Colorado Law of Wills, Trusts, and Fiduciary Administration, § 40.13, citing Scoles and Halbach, Problems and Materials in Decedent’s Trusts and Estate 760 (Little Brown and Co., 5th ed. 1993).

It is important to recognize that the communications between the co-agents must be thorough and completely transparent to insure that all decisions are made based on all pertinent facts. If the principal is a person with diminished capacity and/or an at-risk adult, the need for honest and forthright communications between the agents is even more heightened and the requirements for full disclosure is of utmost importance. And, this is where co-fiduciary relationships which are not stable or already grounded in trust do not normally fare well. If two parties have historically not been able to work together and lack trust, it is unrealistic for a principal to appoint them as co-fiduciaries to work in harmony under the stressful conditions associated with acting as a fiduciary.

Co-agents under powers of attorney. Unlike the legal presumption present with co-personal representatives, co-agents under a power of attorney can work independently unless the governing document dictates otherwise. Colo. Rev. Stat. § 15-14-741 (2016). However, even if co-agents can work independently and without consultation with the other co-agents, autonomous actions without the knowledge or understanding of the other co-agent can create financial or medical decisions that conflict for the principal. If the co-agents are not in agreement on a course of action on behalf of a principal, the ability of each co-agent to bind the principal may create unnecessarily complicated circumstances for the principal, both financially and medically. Thus, if there is any question for the principal about the ability of co-agents to work together for the benefit of a principal, the principal would be wise to only nominate one agent and have such agent be required to consider the input of the other party, but ultimately be solely responsible for decision making. The other possible option is to appoint co-agents, but have a neutral third-party act as a tie breaker if the parties do not agree on a course of action.
In conclusion, the appointment of co-fiduciaries may seem like a reasonable idea in the mind of the principal, but there are numerous considerations for the legal professional to discuss regarding the ramifications and/or dangers of such an appointment.
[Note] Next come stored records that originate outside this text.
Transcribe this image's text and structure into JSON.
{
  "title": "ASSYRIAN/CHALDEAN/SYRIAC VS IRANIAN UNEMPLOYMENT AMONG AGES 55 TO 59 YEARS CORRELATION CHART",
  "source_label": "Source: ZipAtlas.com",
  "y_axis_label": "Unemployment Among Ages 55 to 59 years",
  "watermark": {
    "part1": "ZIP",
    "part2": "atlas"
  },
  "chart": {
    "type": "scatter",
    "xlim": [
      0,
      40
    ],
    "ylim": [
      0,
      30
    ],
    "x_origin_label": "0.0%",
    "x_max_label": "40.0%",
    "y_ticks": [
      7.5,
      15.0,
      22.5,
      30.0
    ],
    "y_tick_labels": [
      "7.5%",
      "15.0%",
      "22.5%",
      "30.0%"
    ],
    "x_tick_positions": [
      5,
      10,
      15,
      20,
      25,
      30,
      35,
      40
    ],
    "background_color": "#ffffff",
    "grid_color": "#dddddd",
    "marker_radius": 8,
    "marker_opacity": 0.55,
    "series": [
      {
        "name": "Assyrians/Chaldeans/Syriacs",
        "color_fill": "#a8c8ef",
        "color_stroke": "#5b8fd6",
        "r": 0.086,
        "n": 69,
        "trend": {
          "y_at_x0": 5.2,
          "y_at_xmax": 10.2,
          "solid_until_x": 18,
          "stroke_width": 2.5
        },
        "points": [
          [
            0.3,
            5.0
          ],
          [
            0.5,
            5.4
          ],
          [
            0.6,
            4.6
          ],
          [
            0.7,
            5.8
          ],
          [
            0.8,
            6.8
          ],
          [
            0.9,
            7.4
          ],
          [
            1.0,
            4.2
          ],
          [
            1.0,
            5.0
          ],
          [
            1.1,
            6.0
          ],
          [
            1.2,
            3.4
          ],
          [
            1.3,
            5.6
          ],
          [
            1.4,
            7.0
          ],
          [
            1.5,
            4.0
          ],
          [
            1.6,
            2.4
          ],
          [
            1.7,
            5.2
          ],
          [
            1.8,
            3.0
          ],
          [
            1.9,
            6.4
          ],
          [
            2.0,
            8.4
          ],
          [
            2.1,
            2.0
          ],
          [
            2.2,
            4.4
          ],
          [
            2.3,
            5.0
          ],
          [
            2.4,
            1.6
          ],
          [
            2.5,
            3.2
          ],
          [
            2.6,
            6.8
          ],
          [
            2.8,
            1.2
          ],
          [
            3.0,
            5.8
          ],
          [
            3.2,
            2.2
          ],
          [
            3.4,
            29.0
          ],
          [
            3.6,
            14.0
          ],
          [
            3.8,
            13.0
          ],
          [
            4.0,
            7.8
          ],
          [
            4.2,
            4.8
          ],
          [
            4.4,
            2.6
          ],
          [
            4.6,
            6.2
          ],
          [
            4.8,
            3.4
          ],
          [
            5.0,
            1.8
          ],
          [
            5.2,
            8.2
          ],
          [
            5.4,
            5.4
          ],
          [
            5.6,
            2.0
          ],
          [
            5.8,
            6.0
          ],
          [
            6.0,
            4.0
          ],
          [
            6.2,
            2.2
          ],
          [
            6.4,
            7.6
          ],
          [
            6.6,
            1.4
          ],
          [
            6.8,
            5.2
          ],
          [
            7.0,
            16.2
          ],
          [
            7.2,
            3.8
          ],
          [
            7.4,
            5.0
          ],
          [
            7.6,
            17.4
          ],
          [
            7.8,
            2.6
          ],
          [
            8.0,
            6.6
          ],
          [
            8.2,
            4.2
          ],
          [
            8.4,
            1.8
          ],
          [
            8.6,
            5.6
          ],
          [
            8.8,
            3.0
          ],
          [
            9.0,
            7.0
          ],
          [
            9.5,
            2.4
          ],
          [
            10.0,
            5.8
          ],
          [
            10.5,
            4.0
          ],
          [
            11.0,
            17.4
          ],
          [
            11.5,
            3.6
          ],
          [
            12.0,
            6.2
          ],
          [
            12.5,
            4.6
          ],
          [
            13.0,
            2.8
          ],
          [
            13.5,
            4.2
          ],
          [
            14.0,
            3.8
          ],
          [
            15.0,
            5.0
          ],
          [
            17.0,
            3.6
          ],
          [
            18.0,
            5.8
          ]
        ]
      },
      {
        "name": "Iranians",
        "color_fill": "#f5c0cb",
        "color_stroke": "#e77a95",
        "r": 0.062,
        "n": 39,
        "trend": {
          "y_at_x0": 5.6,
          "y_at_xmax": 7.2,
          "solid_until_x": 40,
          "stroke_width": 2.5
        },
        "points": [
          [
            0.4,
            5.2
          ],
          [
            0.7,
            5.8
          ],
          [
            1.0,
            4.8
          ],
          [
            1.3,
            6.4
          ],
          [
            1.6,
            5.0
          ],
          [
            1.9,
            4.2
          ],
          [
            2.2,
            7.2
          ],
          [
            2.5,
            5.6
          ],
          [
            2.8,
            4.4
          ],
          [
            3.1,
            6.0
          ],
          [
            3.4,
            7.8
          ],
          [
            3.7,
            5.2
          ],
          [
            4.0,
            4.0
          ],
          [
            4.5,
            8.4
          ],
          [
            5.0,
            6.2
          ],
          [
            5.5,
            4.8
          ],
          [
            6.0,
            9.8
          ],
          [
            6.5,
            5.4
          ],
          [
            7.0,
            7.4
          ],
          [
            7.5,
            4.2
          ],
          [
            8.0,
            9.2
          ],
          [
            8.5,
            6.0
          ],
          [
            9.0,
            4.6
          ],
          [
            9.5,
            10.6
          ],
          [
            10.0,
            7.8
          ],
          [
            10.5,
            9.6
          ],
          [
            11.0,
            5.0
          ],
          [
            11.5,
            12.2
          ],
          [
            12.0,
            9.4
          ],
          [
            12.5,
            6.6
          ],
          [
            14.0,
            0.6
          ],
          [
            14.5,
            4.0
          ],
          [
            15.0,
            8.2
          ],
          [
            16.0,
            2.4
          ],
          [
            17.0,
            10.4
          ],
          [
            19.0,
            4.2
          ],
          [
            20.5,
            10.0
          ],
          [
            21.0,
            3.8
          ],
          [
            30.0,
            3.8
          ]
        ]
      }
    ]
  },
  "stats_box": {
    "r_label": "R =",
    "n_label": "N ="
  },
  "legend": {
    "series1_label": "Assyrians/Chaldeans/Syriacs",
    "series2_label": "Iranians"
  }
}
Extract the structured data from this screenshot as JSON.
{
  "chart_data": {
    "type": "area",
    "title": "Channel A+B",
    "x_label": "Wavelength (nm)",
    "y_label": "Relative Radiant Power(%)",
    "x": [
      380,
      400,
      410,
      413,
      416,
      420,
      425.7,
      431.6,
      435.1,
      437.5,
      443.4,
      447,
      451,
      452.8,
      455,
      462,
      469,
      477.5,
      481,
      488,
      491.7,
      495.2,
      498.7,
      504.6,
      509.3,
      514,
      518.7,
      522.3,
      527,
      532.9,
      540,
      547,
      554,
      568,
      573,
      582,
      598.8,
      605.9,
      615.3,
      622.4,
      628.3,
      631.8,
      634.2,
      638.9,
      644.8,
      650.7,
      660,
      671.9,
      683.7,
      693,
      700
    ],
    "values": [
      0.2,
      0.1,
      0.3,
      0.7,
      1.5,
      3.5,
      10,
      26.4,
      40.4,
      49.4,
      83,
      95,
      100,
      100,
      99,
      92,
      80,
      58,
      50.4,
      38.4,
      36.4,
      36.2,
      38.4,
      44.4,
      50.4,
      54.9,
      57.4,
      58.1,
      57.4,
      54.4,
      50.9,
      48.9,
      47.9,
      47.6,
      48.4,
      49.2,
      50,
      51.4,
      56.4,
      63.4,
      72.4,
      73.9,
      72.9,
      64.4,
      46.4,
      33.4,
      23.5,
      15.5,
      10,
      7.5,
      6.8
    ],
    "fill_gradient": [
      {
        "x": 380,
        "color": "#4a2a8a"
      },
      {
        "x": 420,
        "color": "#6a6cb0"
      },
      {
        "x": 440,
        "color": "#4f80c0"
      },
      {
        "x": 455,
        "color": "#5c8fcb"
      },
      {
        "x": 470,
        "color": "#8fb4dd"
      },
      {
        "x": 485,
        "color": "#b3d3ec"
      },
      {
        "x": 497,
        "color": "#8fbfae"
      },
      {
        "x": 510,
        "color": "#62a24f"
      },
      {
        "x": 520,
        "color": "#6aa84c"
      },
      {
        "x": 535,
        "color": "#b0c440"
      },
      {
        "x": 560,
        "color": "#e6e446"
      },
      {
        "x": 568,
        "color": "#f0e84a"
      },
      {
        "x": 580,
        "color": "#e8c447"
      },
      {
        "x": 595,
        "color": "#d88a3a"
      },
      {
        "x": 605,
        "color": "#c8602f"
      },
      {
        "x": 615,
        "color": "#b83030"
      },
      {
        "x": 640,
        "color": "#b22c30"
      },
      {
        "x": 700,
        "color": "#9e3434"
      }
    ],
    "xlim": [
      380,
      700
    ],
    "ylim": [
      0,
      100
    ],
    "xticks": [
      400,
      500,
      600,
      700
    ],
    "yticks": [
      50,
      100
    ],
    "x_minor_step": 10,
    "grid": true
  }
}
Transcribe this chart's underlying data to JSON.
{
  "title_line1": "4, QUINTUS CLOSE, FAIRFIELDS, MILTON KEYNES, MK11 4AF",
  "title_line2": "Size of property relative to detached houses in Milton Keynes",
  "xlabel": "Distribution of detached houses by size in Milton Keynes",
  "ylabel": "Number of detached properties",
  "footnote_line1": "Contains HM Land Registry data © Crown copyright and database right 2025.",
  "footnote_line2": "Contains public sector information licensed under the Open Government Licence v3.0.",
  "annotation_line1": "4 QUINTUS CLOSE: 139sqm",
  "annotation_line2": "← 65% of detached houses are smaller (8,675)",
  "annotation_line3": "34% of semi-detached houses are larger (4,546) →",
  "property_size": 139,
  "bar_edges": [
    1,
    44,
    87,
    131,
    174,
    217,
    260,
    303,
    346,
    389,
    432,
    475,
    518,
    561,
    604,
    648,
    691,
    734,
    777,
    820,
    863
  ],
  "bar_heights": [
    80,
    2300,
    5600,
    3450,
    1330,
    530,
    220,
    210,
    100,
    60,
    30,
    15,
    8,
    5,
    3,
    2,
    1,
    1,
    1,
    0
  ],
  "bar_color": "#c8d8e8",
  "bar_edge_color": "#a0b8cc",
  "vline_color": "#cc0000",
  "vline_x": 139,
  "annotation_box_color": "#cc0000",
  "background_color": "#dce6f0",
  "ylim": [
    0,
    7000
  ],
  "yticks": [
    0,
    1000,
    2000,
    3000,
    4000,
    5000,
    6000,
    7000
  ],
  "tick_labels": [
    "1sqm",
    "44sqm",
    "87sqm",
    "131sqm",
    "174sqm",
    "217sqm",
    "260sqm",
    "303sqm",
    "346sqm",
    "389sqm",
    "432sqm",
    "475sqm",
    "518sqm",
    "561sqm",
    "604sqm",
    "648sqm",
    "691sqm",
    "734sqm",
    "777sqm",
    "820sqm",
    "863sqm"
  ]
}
Written by Jessica H. Catlin

1. The duties of care of a co-fiduciary in an Estate are essentially the same in a Trust context.
2. Co-trustees are held to the same standards as co-personal representatives. “If there are two or more trustees, the powers conferred upon them can properly be exercised only by all the trustees, unless it is otherwise provided by the terms of the trust.” See RESTATEMENT (SECOND) OF TRUSTS § 194. And, the duty of each cofiduciary is to participate in the administration of the trust and use reasonable care. “If a trust has more than one trustee, except as otherwise provided by the terms of the trust, each trustee has a duty and the right to participate in the administration of the trust; Each trustee also has a duty to use reasonable care to prevent a co-trustee from committing a breach of trust and, if a breach of trust occurs, to obtain redress” See RESTATEMENT (THIRD) OF TRUSTS § 81.